We had them read all of the evidence that supports the Walk with Ease program from the initial evidence of its development to later evidence that looked at it as an effective and efficacious program as a self-directed model. We had them read and watch some videos on motivational interviewing and they didn’t do this all at once, each of these pieces of curricular content get introduced to the students over the six weeks that they’re doing the coaching. We had them read some articles and do some work on the transtheoretical model of behavior change and then, finally, we had them read some articles and engage in some work on communication skills.

So that was our curricular content and the way that we delivered this curricular content was through our learning management system which I’ve abbreviated here as LMS. In the LMS, each week that the students were engaged with coaching, they were required to write guided reflections and respond to discussion questions about the curriculum and about how the curriculum applied to the participant they were working with. Those discussion questions were tailored to the year of the student, so pre physical therapy students were asked different questions than first year physical therapy students and first year physical therapy students were asked different questions then second year physical therapy students, because the second-year students were really the so-called captain of the coaching team.

Overall, of the coaching teams, there were faculty supervisors. The faculty supervisors by way of an agreement that we had with the arthritis foundation, were the folks who were certified and Walk with Ease and who were responsible for ensuring that we had program fidelity and checking in on the students and, most importantly, responding to students’ questions.

So what we found over the course of the Semester was that the participants responded incredibly positively to having students doing the coaching and working with them, and they felt so comfortable with the students over time that they sometimes started to ask them questions that really weren’t within the realm of the Walk with Ease program or even within the realm of what a student was able to respond to, and so the students would go to their faculty guidance or their instructors actually for how to answer those issues or questions that came up.

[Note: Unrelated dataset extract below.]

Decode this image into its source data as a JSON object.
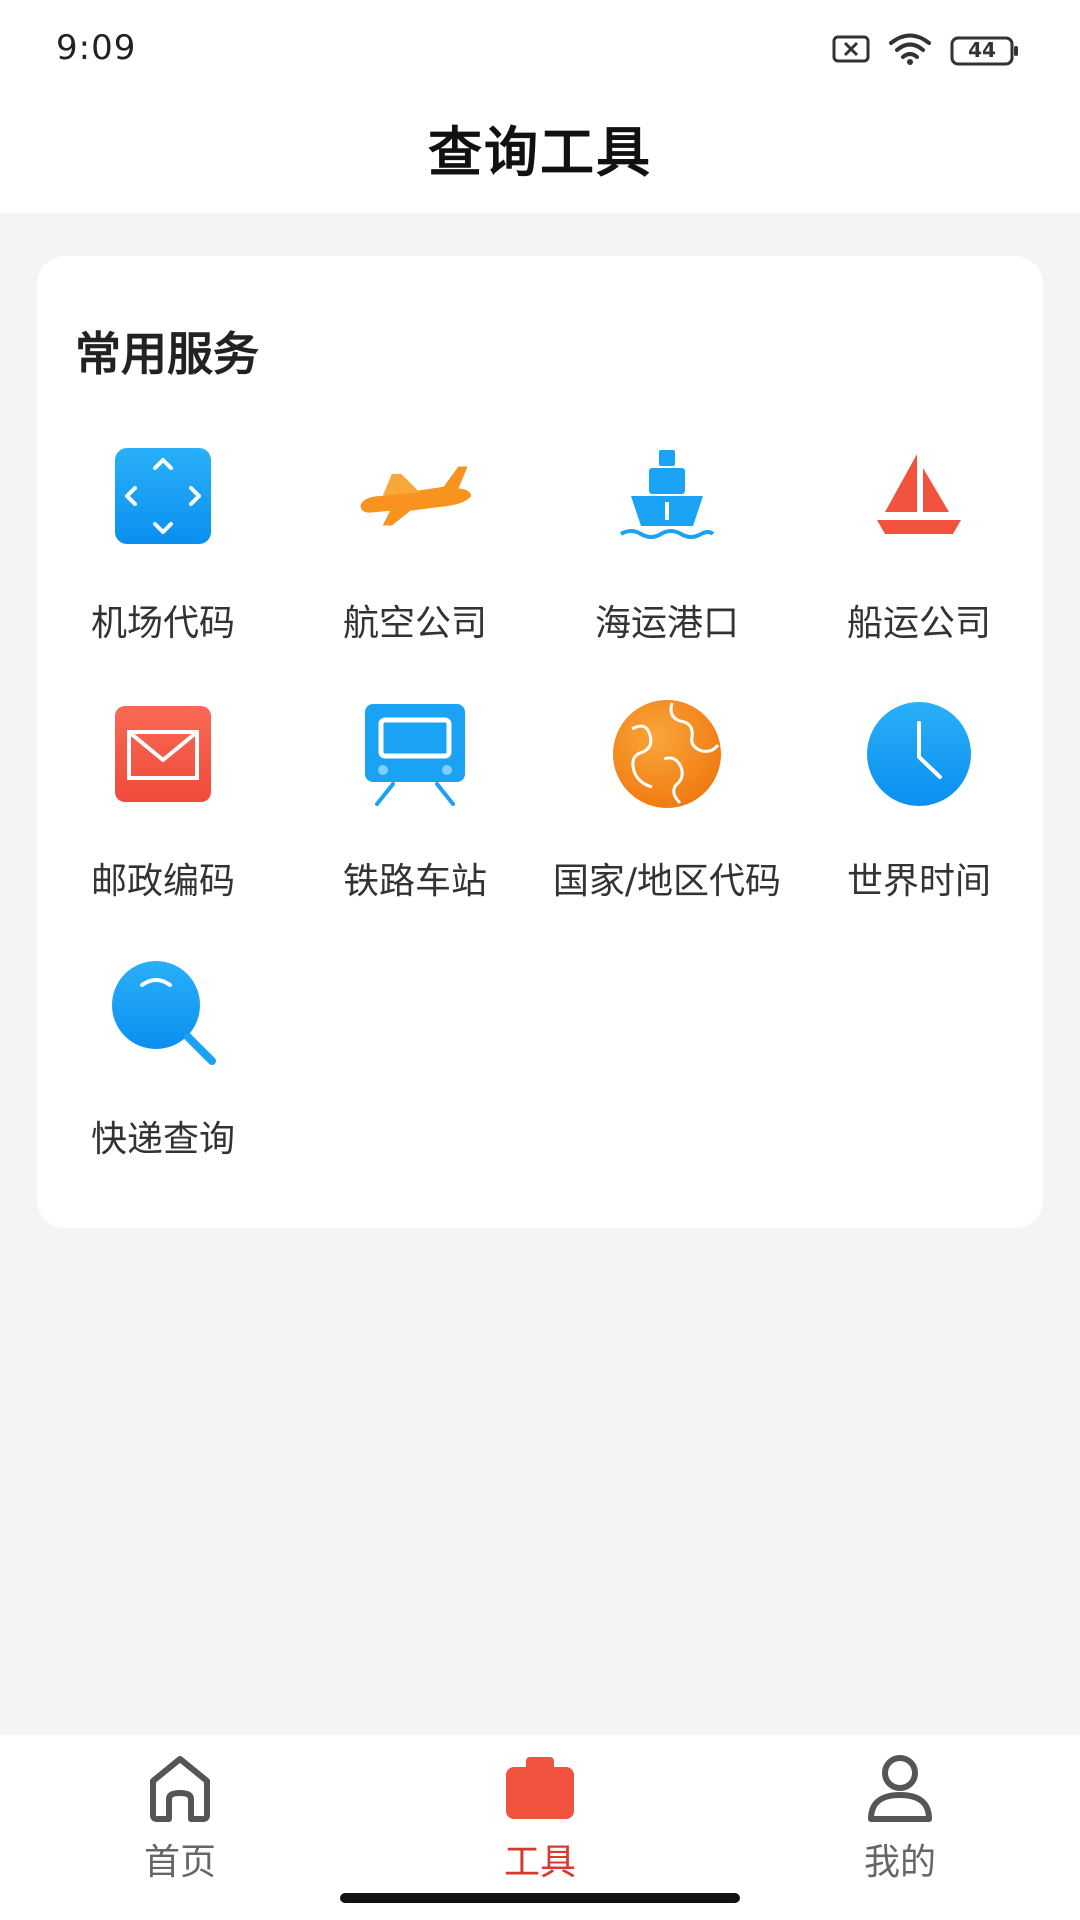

I know when we’ve talked about this model before people have always asked us was it mandatory for every student to be involved in student coaching, and it was mandatory because it was embedded into the curriculum and all of these courses are required courses. So, for the undergraduate students in this required pre physical therapy course and for the graduate students, the DPT students, it is embedded in their integrated clinical experiences in each semester so fall and spring of year one and year two of the program it is preparatory work for these students before they go out on to their terminal internships where they’re full time in the clinic so they do it repeatedly and each time they do it, what happens is the curricular content gets modified a bit. They might read an additional article or respond to different prompts in the learning management system. Sometimes the hardest part actually has been recruiting participants. Now, in the original grant, our participant recruitment catchment was targeted to physical therapy clinics and we still work very closely with physical therapy clinics, to get participants for the program physical therapy clinics are really ideal for locations to find participants because it’s really, a typical discharge plan to ask a participant to engage in physical activity and what we provide is a structured physical activity program where the participants are, as I said, working with students in a coaching model. So, many of our participants are recruited from local physical therapy clinics, who will at discharge connect us with a prospective participant in the Program.

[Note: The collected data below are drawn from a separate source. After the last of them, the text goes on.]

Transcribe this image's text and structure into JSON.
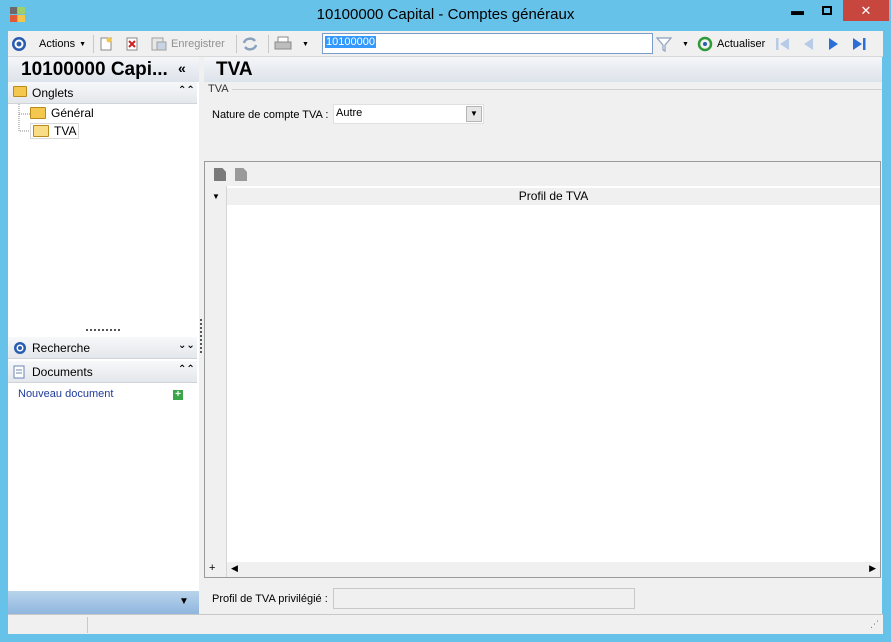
{
  "window": {
    "title": "10100000 Capital -  Comptes généraux"
  },
  "toolbar": {
    "actions_label": "Actions",
    "save_label": "Enregistrer",
    "search_value": "10100000",
    "refresh_label": "Actualiser"
  },
  "left_panel": {
    "title": "10100000 Capi...",
    "collapse_glyph": "«",
    "tabs_section_label": "Onglets",
    "tree_items": [
      {
        "label": "Général"
      },
      {
        "label": "TVA"
      }
    ],
    "search_section_label": "Recherche",
    "documents_section_label": "Documents",
    "new_document_label": "Nouveau document"
  },
  "main": {
    "title": "TVA",
    "group_label": "TVA",
    "vat_nature_label": "Nature de compte TVA :",
    "vat_nature_value": "Autre",
    "grid_column_header": "Profil de TVA",
    "preferred_profile_label": "Profil de TVA privilégié :",
    "preferred_profile_value": ""
  },
  "colors": {
    "titlebar": "#66c2e8",
    "close_button": "#c7463e",
    "selection": "#3399ff"
  }
}
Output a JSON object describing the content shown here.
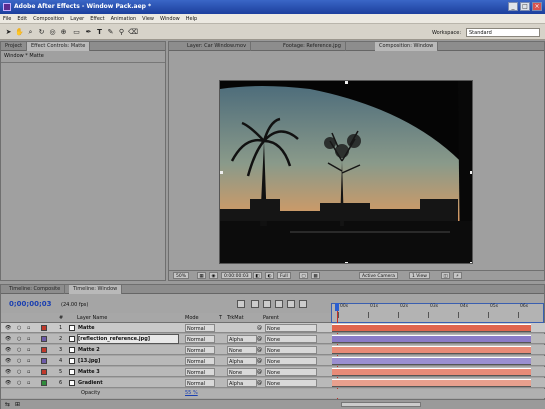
{
  "window": {
    "title": "Adobe After Effects - Window Pack.aep *"
  },
  "menu": [
    "File",
    "Edit",
    "Composition",
    "Layer",
    "Effect",
    "Animation",
    "View",
    "Window",
    "Help"
  ],
  "workspace": {
    "label": "Workspace:",
    "value": "Standard"
  },
  "left_panel": {
    "tabs": [
      "Project",
      "Effect Controls: Matte"
    ],
    "breadcrumb": "Window * Matte"
  },
  "viewer": {
    "tabs": [
      "Layer: Car Window.mov",
      "Footage: Reference.jpg",
      "Composition: Window"
    ],
    "zoom": "50%",
    "timecode": "0:00:00:03",
    "resolution": "Full",
    "camera": "Active Camera",
    "views": "1 View"
  },
  "timeline": {
    "tabs": [
      "Timeline: Composite",
      "Timeline: Window"
    ],
    "current_time": "0;00;00;03",
    "fps": "(24.00 fps)",
    "column_headers": {
      "num": "#",
      "layer_name": "Layer Name",
      "mode": "Mode",
      "t": "T",
      "trkmat": "TrkMat",
      "parent": "Parent"
    },
    "ruler_labels": [
      "00s",
      "01s",
      "02s",
      "03s",
      "04s",
      "05s",
      "06s"
    ],
    "layers": [
      {
        "num": "1",
        "name": "Matte",
        "mode": "Normal",
        "trkmat": "",
        "parent": "None",
        "color": "#c0392b",
        "bar": "#e0654e"
      },
      {
        "num": "2",
        "name": "[reflection_reference.jpg]",
        "mode": "Normal",
        "trkmat": "Alpha",
        "parent": "None",
        "color": "#6c5aa8",
        "bar": "#8a7bc8"
      },
      {
        "num": "3",
        "name": "Matte 2",
        "mode": "Normal",
        "trkmat": "None",
        "parent": "None",
        "color": "#c0392b",
        "bar": "#e88b78"
      },
      {
        "num": "4",
        "name": "[13.jpg]",
        "mode": "Normal",
        "trkmat": "Alpha",
        "parent": "None",
        "color": "#6c5aa8",
        "bar": "#9b8fd0"
      },
      {
        "num": "5",
        "name": "Matte 3",
        "mode": "Normal",
        "trkmat": "None",
        "parent": "None",
        "color": "#c0392b",
        "bar": "#e88b78"
      },
      {
        "num": "6",
        "name": "Gradient",
        "mode": "Normal",
        "trkmat": "Alpha",
        "parent": "None",
        "color": "#2e8b3a",
        "bar": "#e8a08e"
      }
    ],
    "opacity_label": "Opacity",
    "opacity_value": "55 %"
  }
}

We also get participants from senior centers and Area Agencies on Aging and because we’ve actually been doing this program now through COVID and have developed systems for doing it that use phone coaching or videos zoom based coaching we’ve actually got folks who participate in our coaching model, who live hundreds of miles away, on the other side of Massachusetts.

During COVID the other way that we recruited participants was actually through the Massachusetts libraries, the Massachusetts libraries themselves had a health grant that that was issued to provide health type programs to their clients. And we connected up with, I think, in the end, about five or six libraries, who sent us participants. And the image you see here is from the Plymouth public library, they were our first library to engage really heavily with the Program and they got a group of their clients who signed up to do Walk with Ease. This was during COVID, and it made the book delivery, because we provided the guidebooks to all the participants through the grant for free, it made the book delivery really simple. We sent it to the entire library system from our college library out to the Plymouth public library on a bus and then all the participants were able to go and pick up their books in a coven free touch rezone right outside the library, so it made everything really simple. And the library provided some of the resources the participants needed to have, connections Wi-Fi and video connections back to our students for the coaching, so the libraries end up being really lovely partners in this whole program. But, as I said, for participant recruitment, we really had three major partners are two major partners, I would say the clinics and the senior centers. And the libraries were something that just we added on during the time of COVID because they really made sense.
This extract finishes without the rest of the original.